Два свидетельства из пяти очень неопределенны и о развитии сюжета не сообщают почти ничего: это упоминавшееся свидетельство Соловьева о «Церкви как положительном общественном идеале» (Достоевский говорил так, еще не написав первого тома, летом 1878 года) и свидетельство А. М. Сливицкого, что героями второго романа должны были быть дети первого романа, — об этом Достоевский говорил в 1880 году, уже выпустив первый том, и это подтверждает отмеченную им же значимость «речи у камня», но ничего конкретного о сюжетном плане нет и тут. Первые два свидетельства, стало быть, не противоречат ни друг другу, ни прочим свидетельствам, касаясь, скорее, общего направления второго тома и состава его главных персонажей.

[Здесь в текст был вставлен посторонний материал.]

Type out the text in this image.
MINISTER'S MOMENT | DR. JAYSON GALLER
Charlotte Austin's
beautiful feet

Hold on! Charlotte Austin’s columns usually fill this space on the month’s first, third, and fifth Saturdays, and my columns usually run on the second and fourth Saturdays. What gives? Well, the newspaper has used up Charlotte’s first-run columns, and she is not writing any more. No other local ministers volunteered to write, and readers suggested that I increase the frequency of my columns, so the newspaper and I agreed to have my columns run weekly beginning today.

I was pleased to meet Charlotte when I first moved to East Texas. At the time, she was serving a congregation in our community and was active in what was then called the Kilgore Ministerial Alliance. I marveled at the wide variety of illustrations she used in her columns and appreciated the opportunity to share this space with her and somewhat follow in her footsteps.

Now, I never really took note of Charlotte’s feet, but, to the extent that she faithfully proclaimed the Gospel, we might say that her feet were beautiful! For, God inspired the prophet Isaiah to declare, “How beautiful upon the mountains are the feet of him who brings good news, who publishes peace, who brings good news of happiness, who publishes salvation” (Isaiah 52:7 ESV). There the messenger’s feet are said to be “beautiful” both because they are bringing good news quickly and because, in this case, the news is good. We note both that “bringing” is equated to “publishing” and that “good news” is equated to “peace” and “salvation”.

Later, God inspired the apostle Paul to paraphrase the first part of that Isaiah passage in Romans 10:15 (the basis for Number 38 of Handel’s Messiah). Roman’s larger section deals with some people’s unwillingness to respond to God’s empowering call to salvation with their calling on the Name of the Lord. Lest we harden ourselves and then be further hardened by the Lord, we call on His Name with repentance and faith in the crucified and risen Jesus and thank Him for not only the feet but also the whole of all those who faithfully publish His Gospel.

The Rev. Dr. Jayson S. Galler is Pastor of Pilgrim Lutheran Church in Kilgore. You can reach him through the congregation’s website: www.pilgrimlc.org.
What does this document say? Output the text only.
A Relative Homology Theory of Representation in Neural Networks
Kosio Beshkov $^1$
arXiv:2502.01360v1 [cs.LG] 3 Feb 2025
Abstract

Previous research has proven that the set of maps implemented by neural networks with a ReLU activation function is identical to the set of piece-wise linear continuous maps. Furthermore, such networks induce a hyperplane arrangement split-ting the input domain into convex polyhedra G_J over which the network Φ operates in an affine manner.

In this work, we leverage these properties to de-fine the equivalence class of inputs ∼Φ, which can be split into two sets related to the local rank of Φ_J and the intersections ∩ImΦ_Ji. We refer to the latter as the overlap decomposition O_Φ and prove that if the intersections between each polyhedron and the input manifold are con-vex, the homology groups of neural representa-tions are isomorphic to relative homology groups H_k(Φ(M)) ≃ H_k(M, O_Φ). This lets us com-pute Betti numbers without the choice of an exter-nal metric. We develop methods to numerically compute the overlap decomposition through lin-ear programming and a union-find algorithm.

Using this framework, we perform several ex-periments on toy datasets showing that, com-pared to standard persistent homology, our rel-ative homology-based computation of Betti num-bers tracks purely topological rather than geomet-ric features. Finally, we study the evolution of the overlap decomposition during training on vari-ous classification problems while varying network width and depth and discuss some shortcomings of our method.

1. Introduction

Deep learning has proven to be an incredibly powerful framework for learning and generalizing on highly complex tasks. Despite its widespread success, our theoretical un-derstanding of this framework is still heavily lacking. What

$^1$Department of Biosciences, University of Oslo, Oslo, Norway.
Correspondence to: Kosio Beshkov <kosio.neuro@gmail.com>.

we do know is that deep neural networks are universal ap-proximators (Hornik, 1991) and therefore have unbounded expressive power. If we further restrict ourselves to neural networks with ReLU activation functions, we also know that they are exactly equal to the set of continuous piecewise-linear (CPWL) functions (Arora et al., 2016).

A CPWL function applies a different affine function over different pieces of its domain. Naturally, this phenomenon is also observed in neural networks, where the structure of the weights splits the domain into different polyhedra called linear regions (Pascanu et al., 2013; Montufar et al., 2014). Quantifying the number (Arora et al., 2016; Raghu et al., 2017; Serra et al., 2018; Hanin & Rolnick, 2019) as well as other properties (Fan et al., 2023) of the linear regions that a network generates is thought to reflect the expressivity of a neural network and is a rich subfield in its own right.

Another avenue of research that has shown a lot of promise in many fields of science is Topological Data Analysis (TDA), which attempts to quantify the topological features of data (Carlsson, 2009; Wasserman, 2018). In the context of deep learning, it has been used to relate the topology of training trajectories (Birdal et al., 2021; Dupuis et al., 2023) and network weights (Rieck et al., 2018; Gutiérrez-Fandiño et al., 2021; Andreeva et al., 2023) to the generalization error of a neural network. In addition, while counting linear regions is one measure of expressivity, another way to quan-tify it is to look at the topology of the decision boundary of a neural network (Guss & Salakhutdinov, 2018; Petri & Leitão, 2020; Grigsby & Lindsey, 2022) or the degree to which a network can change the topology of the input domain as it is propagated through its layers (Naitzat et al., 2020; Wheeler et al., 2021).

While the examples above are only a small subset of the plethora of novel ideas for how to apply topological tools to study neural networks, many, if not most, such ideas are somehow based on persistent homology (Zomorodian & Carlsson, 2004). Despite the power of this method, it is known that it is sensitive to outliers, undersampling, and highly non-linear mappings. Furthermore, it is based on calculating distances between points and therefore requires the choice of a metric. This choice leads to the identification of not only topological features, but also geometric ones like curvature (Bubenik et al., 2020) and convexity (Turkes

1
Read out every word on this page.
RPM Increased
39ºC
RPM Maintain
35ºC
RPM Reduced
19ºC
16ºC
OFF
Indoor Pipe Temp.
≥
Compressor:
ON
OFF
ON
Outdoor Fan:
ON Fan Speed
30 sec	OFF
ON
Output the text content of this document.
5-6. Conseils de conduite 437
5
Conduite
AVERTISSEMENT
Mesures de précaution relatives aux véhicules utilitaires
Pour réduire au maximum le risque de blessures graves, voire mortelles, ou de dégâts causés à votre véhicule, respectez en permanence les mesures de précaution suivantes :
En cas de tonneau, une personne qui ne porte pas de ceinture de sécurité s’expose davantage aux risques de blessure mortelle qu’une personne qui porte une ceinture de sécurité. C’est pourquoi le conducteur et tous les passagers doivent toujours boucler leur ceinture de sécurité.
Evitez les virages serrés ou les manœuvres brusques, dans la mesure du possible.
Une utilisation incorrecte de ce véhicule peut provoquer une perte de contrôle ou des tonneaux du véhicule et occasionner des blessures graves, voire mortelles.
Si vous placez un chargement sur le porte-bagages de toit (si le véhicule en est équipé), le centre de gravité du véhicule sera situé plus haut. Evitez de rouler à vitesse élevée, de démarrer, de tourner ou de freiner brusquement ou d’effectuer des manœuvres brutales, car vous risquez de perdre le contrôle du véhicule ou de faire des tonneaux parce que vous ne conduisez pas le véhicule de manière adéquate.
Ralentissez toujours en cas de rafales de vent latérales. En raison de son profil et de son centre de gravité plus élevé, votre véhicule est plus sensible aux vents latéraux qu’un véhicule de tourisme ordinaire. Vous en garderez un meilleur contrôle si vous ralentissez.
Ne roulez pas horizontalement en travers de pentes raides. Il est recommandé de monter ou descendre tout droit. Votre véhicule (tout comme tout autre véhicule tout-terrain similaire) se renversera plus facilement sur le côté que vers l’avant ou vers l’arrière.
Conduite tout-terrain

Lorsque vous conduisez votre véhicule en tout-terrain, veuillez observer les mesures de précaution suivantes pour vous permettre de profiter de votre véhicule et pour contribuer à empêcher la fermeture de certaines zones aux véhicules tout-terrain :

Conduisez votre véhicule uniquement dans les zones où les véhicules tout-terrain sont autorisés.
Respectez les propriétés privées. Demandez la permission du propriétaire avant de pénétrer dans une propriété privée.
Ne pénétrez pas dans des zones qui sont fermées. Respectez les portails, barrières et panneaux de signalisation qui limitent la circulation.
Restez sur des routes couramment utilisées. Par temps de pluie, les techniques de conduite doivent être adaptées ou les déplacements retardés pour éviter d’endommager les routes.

О развитии сюжета свидетельств только три, два из них относятся к тому же 1880 году, когда Достоевский беседовал со Сливицким. Во-первых, это газетное сообщение, в котором говорится, что, по замыслу автора, А. Ф. Карамазов станет сельским учителем и революционером и дойдет до «умысла о цареубийстве», — в сочетании со свидетельством Сливицкого это означает, что заговорщиками будут «мальчики», по-прежнему под предводительством Алеши. В том же 1880 году Суворин записал в своем дневнике со слов Достоевского, что Алеша в поисках правды «совершил бы политическое преступление» и «его бы казнили». Это свидетельство не противоречит ни свидетельству Сливицкого, ни газетному, а со свидетельством Соловьева, как и другие два, явной связи не имеет. Наконец, самое позднее и самое важное свидетельство — свидетельство Нины Гофман, которой о втором томе в 1898 году рассказывала сама А. Г. Достоевская. В пересказе Гофман Алеша женится на Лизе, бросает ее ради Грушеньки и «после бурного периода заблуждений» возвращается в монастырь, где посвящает себя воспитанию детей. О женитьбе и возвращении в монастырь на самом деле известно уже из первого тома (что сказал старец, то и будет), а «период заблуждений» легко расшифровывается как революционная деятельность (А. Г. Достоевская говорить о политике не любила). Если допустить, что в газетном сообщении будущие события переданы без особого хронологического порядка и что Алеше все-таки естественнее учить деревенских детей не в качестве революционера и неверного мужа, а в качестве монаха в захолустном монастыре, свидетельство Гофман придает сведениям о втором томе известную завершенность, да и свидетельство Соловьева, не становясь конкретнее, определеннее связывается с сюжетом; монастырь как центр просвещения для общественной роли Церкви был очень важен во все века, и недостаток монастырского просветительства в описываемую эпоху не лучшим образом сказывался па престиже Церкви как социальной силы.